The Quarantine and John Prine

By John Hoven

Saturday the 11th, April 2020. Got the news today. The troubadour of my soul’s playlist, the gravel-voiced poet of so many of our flyfishing adventures, John Prine, was hooked up to a ventilator. He didn’t survive. I keep waiting for one of the dearly departed to claw themselves out of the dirt, and then this thing is really on. But for me, being in Minnesota, where running water is mostly measured by retreating glaciers and the prairie potholes they left behind, the passing of Prine to the Corona brought it home. It’s personal. We lost a fishing pal. 

I can play the guitar. Kinda like I can make that cast when the wind is howling, the clouds are hurling rain or snow, and the fish are rising just past my ability. I would categorize my musical aptitude, fly placement, and wedge game somewhere between meh and passible, knowing that two of the three are on ice more than half the year. A couple of the other guys in our group are musical, but most of them just like drinking scotch and requesting worn out renditions of our favorites. After 25 years of fishing together, the rhythm of the night after a day on the water—the cribbage games, the stories, the laughs, the songs—is pretty predictable. And in that same way, like water to the fish, it is needed. Cherished and desired when deprived of them for too long. 

In Prine’s rendition of a classic Blaze Foley song, “Clay Pigeons,” the nugget of truth offers, “I’ll build me a castle of memories, just to have somewhere to go.” And isn’t that the beauty? Isn’t that the shiny chenille in the otherwise drab fly? The joy in a cold beer tossed from the cooler. Taking your turn on the sticks. The sandwich savored mid-day of a float. A bit of trash talk. The laughs. The sense of wholeness, of self-being, with your buddies, on a boat, on a river. The cast, the placement, the eat, the miss, the grab, the fight, the net, the release. Just as happy if it was you or the other fella. How you would’ve cut off your arm to have any bit of that mid-quarantine? A true castle of memories, indeed. The soothing poetry of John Prine three scotches in. The way three chords can be made into a symphony in the right hands. 

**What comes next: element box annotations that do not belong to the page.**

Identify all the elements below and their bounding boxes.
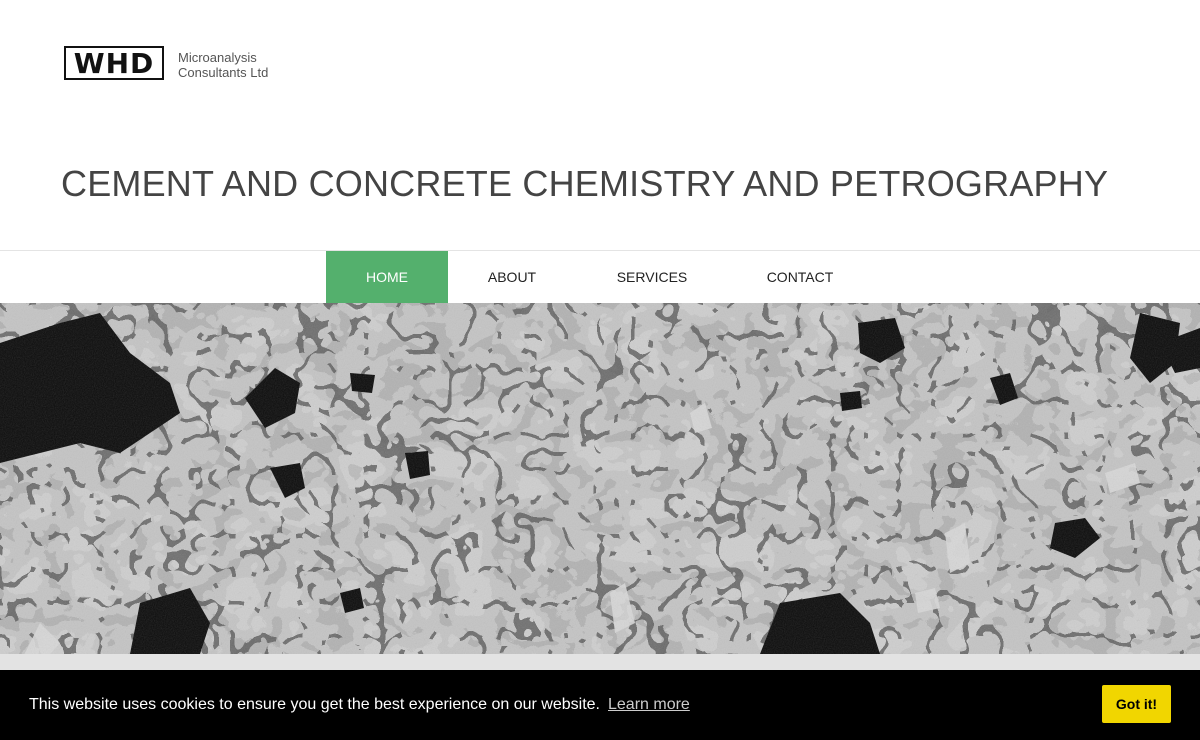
nav-about[interactable]: ABOUT <box>448 251 576 303</box>
cookie-accept-button[interactable]: Got it! <box>1102 685 1171 723</box>
site-tagline: CEMENT AND CONCRETE CHEMISTRY AND PETROG… <box>61 163 1109 204</box>
site-header: WHD Microanalysis Consultants Ltd CEMENT… <box>0 0 1200 250</box>
main-navigation: HOME ABOUT SERVICES CONTACT <box>0 250 1200 304</box>
content-band <box>0 654 1200 670</box>
company-name: Microanalysis Consultants Ltd <box>178 50 268 80</box>
nav-contact[interactable]: CONTACT <box>728 251 872 303</box>
company-name-line2: Consultants Ltd <box>178 65 269 80</box>
logo-mark: WHD <box>64 46 164 80</box>
nav-services[interactable]: SERVICES <box>576 251 728 303</box>
cookie-banner: This website uses cookies to ensure you … <box>0 670 1200 740</box>
cookie-message: This website uses cookies to ensure you … <box>29 696 600 713</box>
nav-home[interactable]: HOME <box>326 251 448 303</box>
site-logo[interactable]: WHD Microanalysis Consultants Ltd <box>64 46 268 80</box>
hero-micrograph-image <box>0 303 1200 654</box>
cookie-learn-more-link[interactable]: Learn more <box>608 696 690 714</box>
company-name-line1: Microanalysis <box>178 50 257 65</box>
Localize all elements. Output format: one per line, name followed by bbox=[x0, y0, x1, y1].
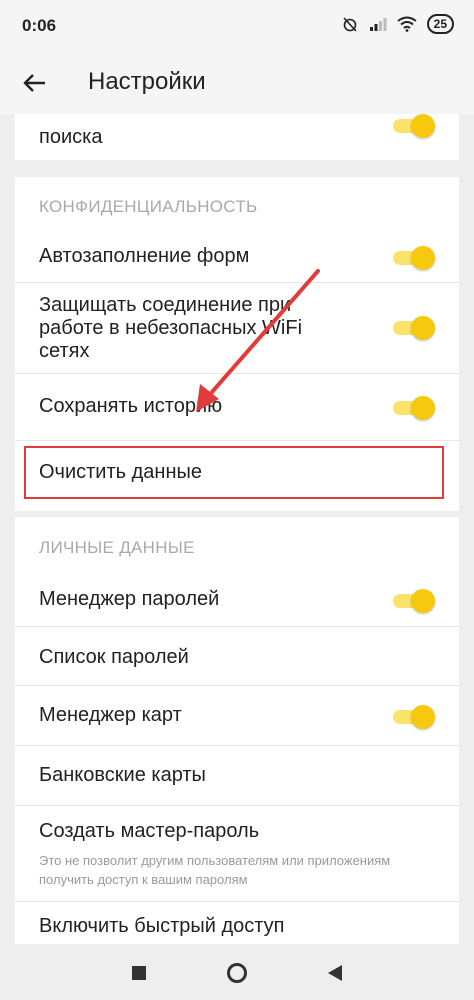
navigation-bar bbox=[0, 944, 474, 1000]
setting-row-autofill[interactable]: Автозаполнение форм bbox=[15, 232, 459, 282]
toggle-save-history[interactable] bbox=[393, 396, 435, 420]
setting-label: Банковские карты bbox=[39, 764, 206, 786]
triangle-back-icon bbox=[328, 965, 342, 981]
recents-button[interactable] bbox=[128, 962, 150, 984]
toggle-knob bbox=[411, 705, 435, 729]
toggle-wifi-protection[interactable] bbox=[393, 316, 435, 340]
setting-label: Список паролей bbox=[39, 646, 189, 668]
settings-list[interactable]: поиска КОНФИДЕНЦИАЛЬНОСТЬ Автозаполнение… bbox=[0, 114, 474, 944]
setting-row-master-password[interactable]: Создать мастер-пароль Это не позволит др… bbox=[15, 806, 459, 901]
setting-label: Сохранять историю bbox=[39, 395, 223, 417]
status-icons: 25 bbox=[341, 14, 454, 34]
alarm-off-icon bbox=[343, 17, 357, 32]
page-title: Настройки bbox=[88, 68, 206, 95]
back-button[interactable] bbox=[18, 66, 52, 100]
setting-row-bank-cards[interactable]: Банковские карты bbox=[15, 746, 459, 805]
setting-row-partial[interactable]: поиска bbox=[15, 114, 459, 160]
setting-label: Очистить данные bbox=[39, 461, 202, 483]
setting-row-clear-data[interactable]: Очистить данные bbox=[15, 441, 459, 511]
wifi-icon bbox=[397, 16, 417, 32]
setting-label: Включить быстрый доступ bbox=[39, 915, 285, 937]
setting-row-wifi-protection[interactable]: Защищать соединение при работе в небезоп… bbox=[15, 283, 459, 373]
setting-row-quick-access[interactable]: Включить быстрый доступ bbox=[15, 902, 459, 944]
status-time: 0:06 bbox=[22, 16, 57, 35]
setting-label: Менеджер карт bbox=[39, 704, 182, 726]
setting-row-save-history[interactable]: Сохранять историю bbox=[15, 374, 459, 440]
status-bar: 0:06 25 bbox=[0, 0, 474, 52]
personal-section: ЛИЧНЫЕ ДАННЫЕ Менеджер паролей Список па… bbox=[15, 517, 459, 944]
toggle-knob bbox=[411, 396, 435, 420]
toggle-partial[interactable] bbox=[393, 114, 435, 138]
setting-row-card-manager[interactable]: Менеджер карт bbox=[15, 686, 459, 745]
setting-label: Автозаполнение форм bbox=[39, 245, 250, 267]
toggle-password-manager[interactable] bbox=[393, 589, 435, 613]
signal-icon bbox=[369, 18, 387, 31]
toggle-knob bbox=[411, 589, 435, 613]
toggle-knob bbox=[411, 246, 435, 270]
partial-item-label: поиска bbox=[39, 126, 103, 148]
back-nav-button[interactable] bbox=[324, 962, 346, 984]
setting-row-password-manager[interactable]: Менеджер паролей bbox=[15, 572, 459, 626]
toggle-card-manager[interactable] bbox=[393, 705, 435, 729]
arrow-left-icon bbox=[23, 74, 45, 92]
circle-icon bbox=[227, 963, 247, 983]
privacy-section: КОНФИДЕНЦИАЛЬНОСТЬ Автозаполнение форм З… bbox=[15, 177, 459, 511]
toggle-knob bbox=[411, 114, 435, 138]
home-button[interactable] bbox=[226, 962, 248, 984]
app-bar: Настройки bbox=[0, 52, 474, 114]
setting-label: Защищать соединение при работе в небезоп… bbox=[39, 294, 303, 362]
toggle-knob bbox=[411, 316, 435, 340]
square-icon bbox=[132, 966, 146, 980]
toggle-autofill[interactable] bbox=[393, 246, 435, 270]
personal-section-header: ЛИЧНЫЕ ДАННЫЕ bbox=[39, 538, 195, 557]
setting-row-password-list[interactable]: Список паролей bbox=[15, 627, 459, 685]
setting-label: Менеджер паролей bbox=[39, 588, 220, 610]
setting-hint: Это не позволит другим пользователям или… bbox=[39, 853, 391, 887]
privacy-section-header: КОНФИДЕНЦИАЛЬНОСТЬ bbox=[39, 197, 258, 216]
battery-indicator: 25 bbox=[426, 14, 454, 34]
setting-label: Создать мастер-пароль bbox=[39, 820, 260, 842]
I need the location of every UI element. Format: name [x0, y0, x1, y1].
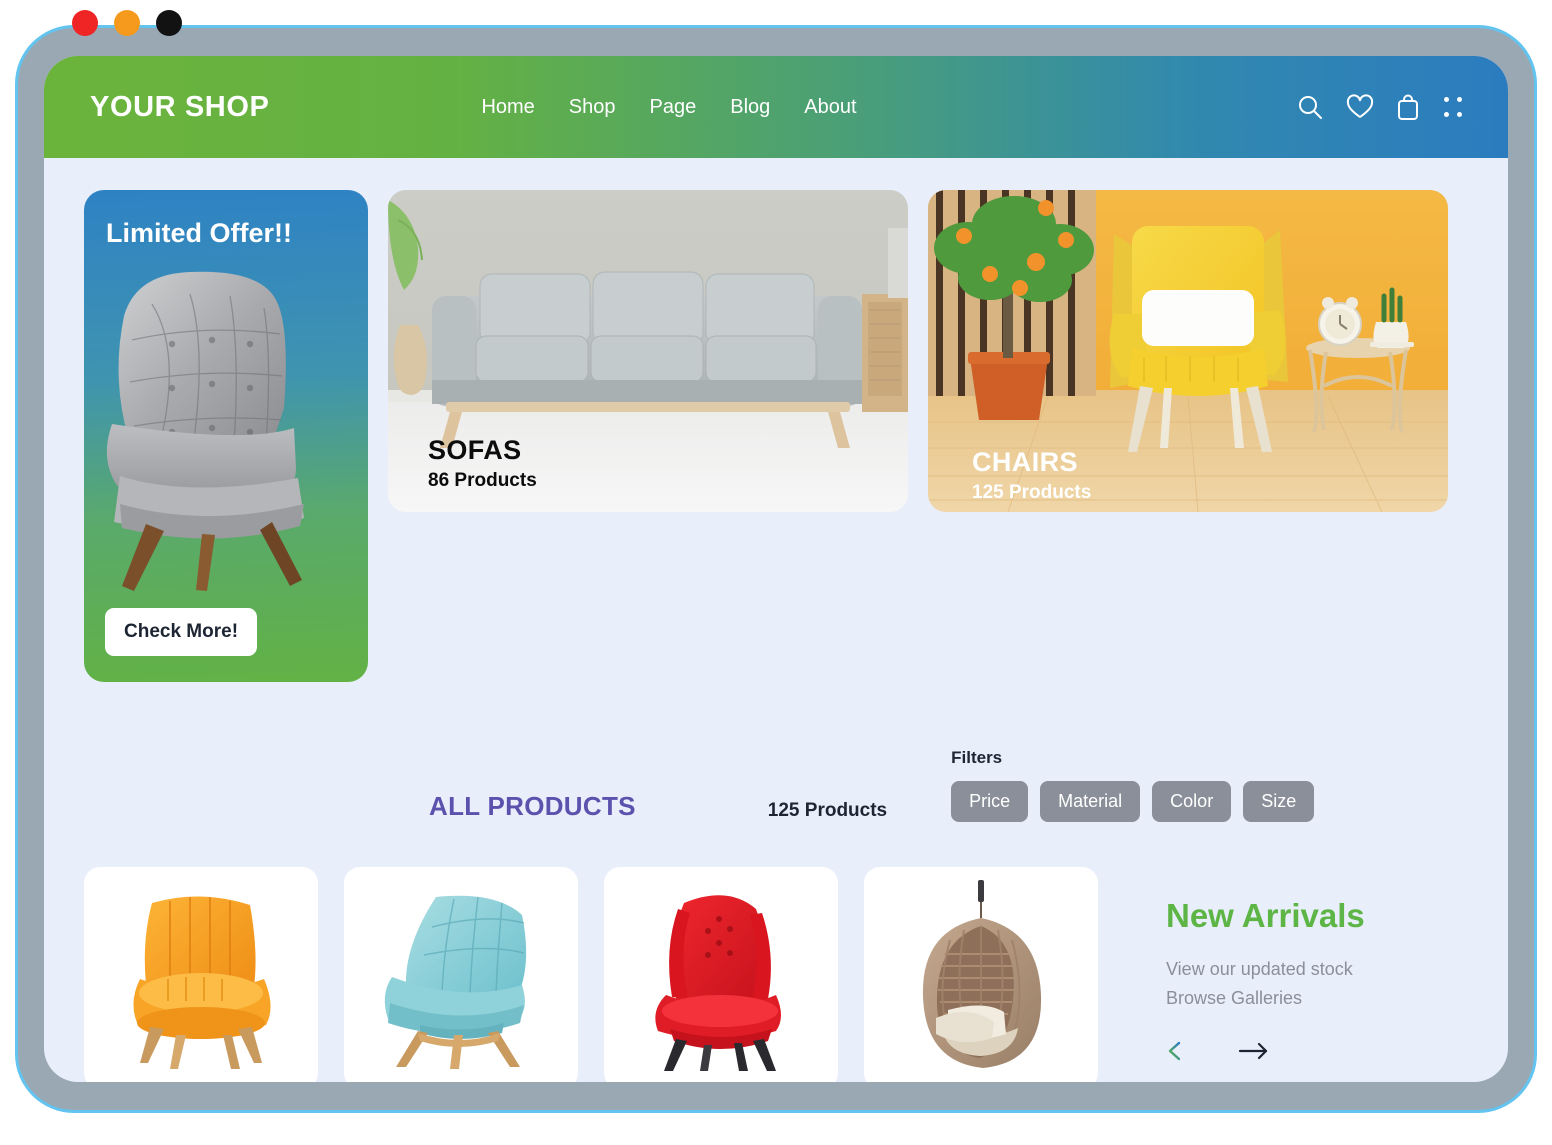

We’ll finger-pick our way through “Clay Pigeons,” “Long Monday,” “Mexican Home,” and “Unwed Fathers,” as predictable as our buddies who strip a Woolly Bugger from Alaska to Mexico just to see what happens. In “That’s the Way the World Goes Round,” the seemingly ominous half-an-inch-of-water, assured to drown us, instead reminds us that things aren’t as bad as they seem. 

The playlist of our time is not separable from our memory. On a dirt road in Minnesota, a familiar tune takes control of the oars in your mind, placing you at that spot on the river, right where you need to be. Maclean wrote, “Eventually, all things merge into one, and a river runs through it.” I would add: And there is music in the background. And there’s a good chance it’s a John Prine tune. If you are not currently a fan, it is only because you don’t know it yet. 

 

John Hoven checks eyes for a living. His friends put up with him for his propensity to fall into the river, and his willingness to serenade them after a drink or two.